SkyRider aims to monetize P2P

Mountain View based stealth P2P company SkyRider formally announced their company’s existence today but was maddeningly vague about what they will actually do when they launch this fall. The company, which is headed by former Cisco CTO Edward Kozel and has received funding from Sequoia Capital and Charles River, says it will enable the commercialization of P2P software through search keyword marketing and the creation of of software on top of P2P.

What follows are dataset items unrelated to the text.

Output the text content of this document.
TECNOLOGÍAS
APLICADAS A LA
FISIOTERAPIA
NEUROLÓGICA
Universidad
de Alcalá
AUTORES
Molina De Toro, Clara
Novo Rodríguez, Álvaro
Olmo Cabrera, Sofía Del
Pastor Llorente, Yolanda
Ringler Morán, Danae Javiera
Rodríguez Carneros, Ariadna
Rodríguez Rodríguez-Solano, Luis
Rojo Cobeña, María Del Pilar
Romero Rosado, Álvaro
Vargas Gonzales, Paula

What does that mean? The company’s site and press release focus entirely on how desirable P2P monetization is. Some possible clues I’ve found are that SkyRider has the same investors, PR company and voice mail as another company, CRight Inc. which has been quietly identified months ago as an anti-piracy system. (Update: I’ve confirmed that CRight changed its name to SkyRider effective today. More when available.) Does this mean that SkyRider will offer software to enable P2P networks to detect and block illegal file sharing on their systems? That certainly would make many businesses more comfortable doing business by P2P. It may also be a means of searching across P2P networks, according to Silicon Beat, presumably for legal content. Om Malik says that though the company is mum about its technology, it will help P2P content get out of it’s current siloed state.

Several weeks ago we profiled a project called “Johny” from Guba that purports to detect copyrighted video on media sharing sites and RedSwoosh, a bittorent-like service for distributing large files. It will be interesting to see if SkyRider ends up offering anything like either of what these two companies are doing.

Update: I’m now told that my guess is wrong, that there is legacy technology from CRight at play in SkyRider but that it’s not fundamentally about blocking anything. Presumably this just means that this is just one of many features on its way. Today’s ambiguous press release certainly has caused a buzz, we’ll see if SkyRider lives up to it all this fall.